He was a retired factory worker, living with his wife outside a small town in Wales, in the United Kingdom. Once outgoing and sociable, engaged in local activities including a community choir, he'd been jolted by a diagnosis of early dementia.
A few months later, at 70, he wouldn't leave the house alone, fearful that if he needed help, he couldn't manage to use a cellphone to call his wife. He avoided household chores he'd previously undertaken, such as doing laundry. When his frustrated wife tried to show him how to use the washer, he couldn't remember her instructions.
"He'd lost a lot of confidence," said Linda Clare, a clinical psychologist at the University of Exeter. "He was actually capable, but he was frightened of making a mistake, getting it wrong."
Clare directed a recent trial of cognitive rehabilitation in England and Wales in which the patient was enrolled. Cognitive rehabilitation, which Clare has been researching for 20 years, evolved from methods used to help people with brain injuries.
The practice brings occupational and other therapists into the homes of dementia patients to learn which everyday activities they're struggling with and which abilities they want to preserve or improve upon.
In weekly sessions over several months, the therapists devise individual strategies that can help, at least in the early and moderate stages of the disease. The therapists show patients how to compensate for memory problems and to practice new techniques.
But she and other European researchers have demonstrated that people with dementia can significantly improve their ability to do the tasks they've opted to tackle, their chosen priorities. Those improvements persist over months, perhaps up to a year, even as participants' cognition declines in other ways.
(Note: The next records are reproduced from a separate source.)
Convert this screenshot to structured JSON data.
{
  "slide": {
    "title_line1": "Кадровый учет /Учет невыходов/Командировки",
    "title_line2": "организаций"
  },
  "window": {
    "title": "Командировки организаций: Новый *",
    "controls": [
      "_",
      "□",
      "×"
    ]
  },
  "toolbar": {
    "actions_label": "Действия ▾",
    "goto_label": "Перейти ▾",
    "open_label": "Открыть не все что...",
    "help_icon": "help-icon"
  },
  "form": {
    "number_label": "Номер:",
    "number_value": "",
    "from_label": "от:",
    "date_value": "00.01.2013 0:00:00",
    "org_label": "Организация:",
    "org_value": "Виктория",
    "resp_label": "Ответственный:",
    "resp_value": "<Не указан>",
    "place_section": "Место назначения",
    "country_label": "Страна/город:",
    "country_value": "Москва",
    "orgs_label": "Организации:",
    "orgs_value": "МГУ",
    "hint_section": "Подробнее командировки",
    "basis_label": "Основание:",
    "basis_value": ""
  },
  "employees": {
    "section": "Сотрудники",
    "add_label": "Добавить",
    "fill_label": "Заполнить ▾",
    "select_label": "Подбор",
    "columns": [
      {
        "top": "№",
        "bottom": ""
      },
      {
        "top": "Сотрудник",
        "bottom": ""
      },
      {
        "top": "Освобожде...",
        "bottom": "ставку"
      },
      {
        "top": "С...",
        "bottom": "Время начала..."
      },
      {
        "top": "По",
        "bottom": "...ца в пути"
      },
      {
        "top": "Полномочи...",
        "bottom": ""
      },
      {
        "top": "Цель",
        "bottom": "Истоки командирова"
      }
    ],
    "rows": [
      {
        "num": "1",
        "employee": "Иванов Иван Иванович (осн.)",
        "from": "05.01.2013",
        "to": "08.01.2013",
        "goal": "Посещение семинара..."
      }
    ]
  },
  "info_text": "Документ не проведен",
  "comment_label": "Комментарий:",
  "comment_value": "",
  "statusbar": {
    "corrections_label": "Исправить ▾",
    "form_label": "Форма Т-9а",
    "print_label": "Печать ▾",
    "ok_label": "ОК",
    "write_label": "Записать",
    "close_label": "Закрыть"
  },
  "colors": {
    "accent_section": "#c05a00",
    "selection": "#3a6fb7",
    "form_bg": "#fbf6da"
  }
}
"They want to be enabled to manage their lives," said Clare. "It gives hope that they can handle everyday challenges."
This approach may represent the future for the growing number of older adults around the world with dementia. Trials of drugs to prevent or treat dementia have failed over and over. Even if some future treatment demonstrated effectiveness, millions of people and their stressed family caregivers need help now.
Laura Gitlin, dean of the College of Nursing and Health Professions at Drexel University has developed something called the Tailored Activity Program (TAP), somewhat similar to cognitive rehab, which also brings occupational therapists into people's homes.
In the United States, Gitlin's TAP programme includes more patients with serious cognitive loss than cognitive rehab does. TAP aims to reduce the troubling behaviours that can accompany dementia: repeated questions, wandering, rejecting assistance, verbal or physical aggression. A pilot study found that with TAP, the frequency of such behaviours decreased compared to a control group, allowing family members to spend fewer daily hours caring for patients.
"Let's think of these as treatments, with the same level of evidence as if you went to a doctor and got a pill, but with no adverse effects," Gitlin said. "This is what's effective."
The retired factory worker in Wales, for instance, decided he wanted to be able to go out alone, but "he was terrified of the mobile phone, thinking he'd do something wrong and break it," Clare said. His wife had bought a simplified phone, but he couldn't remember how to use it.
"The therapist taught him each step in sequence," Clare said. Once he felt confident about being able to call his wife if he needed her, he had to remember to take his phone when he ventured out. He and his therapist developed a mnemonic, the letters BMW, to remind him he needed his bus pass, mobile phone and wallet. Over several months, the man regained some independence, Clare said. He told his therapist, "My fear has gone."